As a side note, it helped that the EU.ORG switched a few months ago to
NSEC3 “opt-out” mode. This saves a lot of space (especially in nameserver memory) for zones with many delegations, which is especially useful if you temporarily need double signatures such as in this episode.
A first implementation attempt was made at 2020-09-04 14:52 by updating the dates in the public key file (
.key) for key 22810, pushing the inactivation date to 2020-09-07 05:37:00 and the deletion date to 2020-09-09 05:37:00.
; Created: 20200808100738 (Sat Aug 8 12:07:38 202) ; Publish: 20200809053700 (Sun Aug 9 07:37:00 202) ; Activate: 20200814053700 (Fri Aug 14 07:37:00 202) ; Inactive: 20200903053700 (Thu Sep 3 07:37:00 202) ; Delete: 20200905053700 (Sat Sep 5 07:37:00 202) EU.ORG. 172800 IN DNSKEY 256 3 8 AwEAAcHAqfeFzQqo9vFq8ZziaQs2...
- the TTL value above is ignored by
dnssec-signzone, which by default reuses the TTL in the zone file. The actual TTL is 86400.
- note the weird year 202 instead of 2020
; Created: 20200808100738 (Sat Aug 8 12:07:38 202) ; Publish: 20200809053700 (Sun Aug 9 07:37:00 202) ; Activate: 20200814053700 (Fri Aug 14 07:37:00 202) ; Inactive: 20200907053700 ; Delete: 20200909053700 EU.ORG. 172800 IN DNSKEY 256 3 8 AwEAAcHAqfeFzQqo9vFq8ZziaQs2...
However… (issue #4: when working in a hurry, expect stupid mistakes), this fix was wrong, albeit harmless.
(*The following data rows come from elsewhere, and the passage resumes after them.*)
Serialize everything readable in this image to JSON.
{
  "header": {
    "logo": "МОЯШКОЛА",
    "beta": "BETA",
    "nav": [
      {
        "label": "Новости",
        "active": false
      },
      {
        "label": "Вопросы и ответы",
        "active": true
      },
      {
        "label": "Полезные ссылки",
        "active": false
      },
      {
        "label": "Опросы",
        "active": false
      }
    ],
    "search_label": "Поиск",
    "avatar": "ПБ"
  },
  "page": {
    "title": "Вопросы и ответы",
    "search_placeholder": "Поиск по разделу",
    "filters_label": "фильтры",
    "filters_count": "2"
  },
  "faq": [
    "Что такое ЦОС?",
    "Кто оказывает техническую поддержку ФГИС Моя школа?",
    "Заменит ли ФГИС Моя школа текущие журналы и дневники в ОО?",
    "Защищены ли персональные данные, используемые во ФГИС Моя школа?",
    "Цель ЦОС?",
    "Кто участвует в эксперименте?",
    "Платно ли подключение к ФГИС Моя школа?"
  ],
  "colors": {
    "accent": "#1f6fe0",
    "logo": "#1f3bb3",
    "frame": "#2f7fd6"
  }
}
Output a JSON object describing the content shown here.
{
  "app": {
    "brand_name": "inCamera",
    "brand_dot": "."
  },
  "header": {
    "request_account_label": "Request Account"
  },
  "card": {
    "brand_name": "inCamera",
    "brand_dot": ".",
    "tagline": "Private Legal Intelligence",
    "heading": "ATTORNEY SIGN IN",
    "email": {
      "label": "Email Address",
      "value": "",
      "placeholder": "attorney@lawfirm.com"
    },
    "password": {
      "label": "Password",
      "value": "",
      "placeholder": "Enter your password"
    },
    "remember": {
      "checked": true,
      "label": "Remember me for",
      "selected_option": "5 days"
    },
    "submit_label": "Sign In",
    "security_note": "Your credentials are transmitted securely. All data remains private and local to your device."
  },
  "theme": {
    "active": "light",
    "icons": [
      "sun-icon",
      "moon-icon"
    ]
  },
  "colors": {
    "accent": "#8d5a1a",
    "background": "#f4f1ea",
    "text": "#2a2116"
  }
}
As should have been obvious from the “;” prefix, the above lines are informational. The change above was without any effect, but this was initially unnoticed for lack of adequate testing. (issue #5: don’t reset resolver caches too early, it may hamper testing; if you are expecting specific RRSIG records, test this explicitly).
The actual dates are in the adjoining
.private file, which was finally updated as follows:
Private-key-format: v1.3 Algorithm: 8 (RSASHA256) ... Successor: 14716 Created: 20200808100738 Publish: 20200809053700 Activate: 20200814053700 Inactive: 20200907053700 Delete: 20200909053700
This resulted in the following key rotation schedule, implemented from 2020-09-05 19:37, which finally fixed the issue and probably reduced the zone downtime by almost 19 hours.
It was tested on an untouched resolver which failed EU.ORG requests and recovered from the update (hypothesis: is this because of heuristics on
RRSIG records when no cached
DNSKEY matches the cached
The above incident will result in several procedural changes on the EU.ORG servers. Some of these are marked as issue #n; others are being considered, like using
bind‘s automated signature mode, coupled with dynamic zone updates, which would have made the whole episode moot (but would introduce a strong dependency on
bind). Writing this post-mortem text helped make the most of the incident.
Thanks to Stéphane Bortzmeyer, always vigilant when it comes to DNS and DNSSEC bugs, who noticed and notified us that the zone was still broken after the initial incorrect fix, and who read and commented an initial version of this text.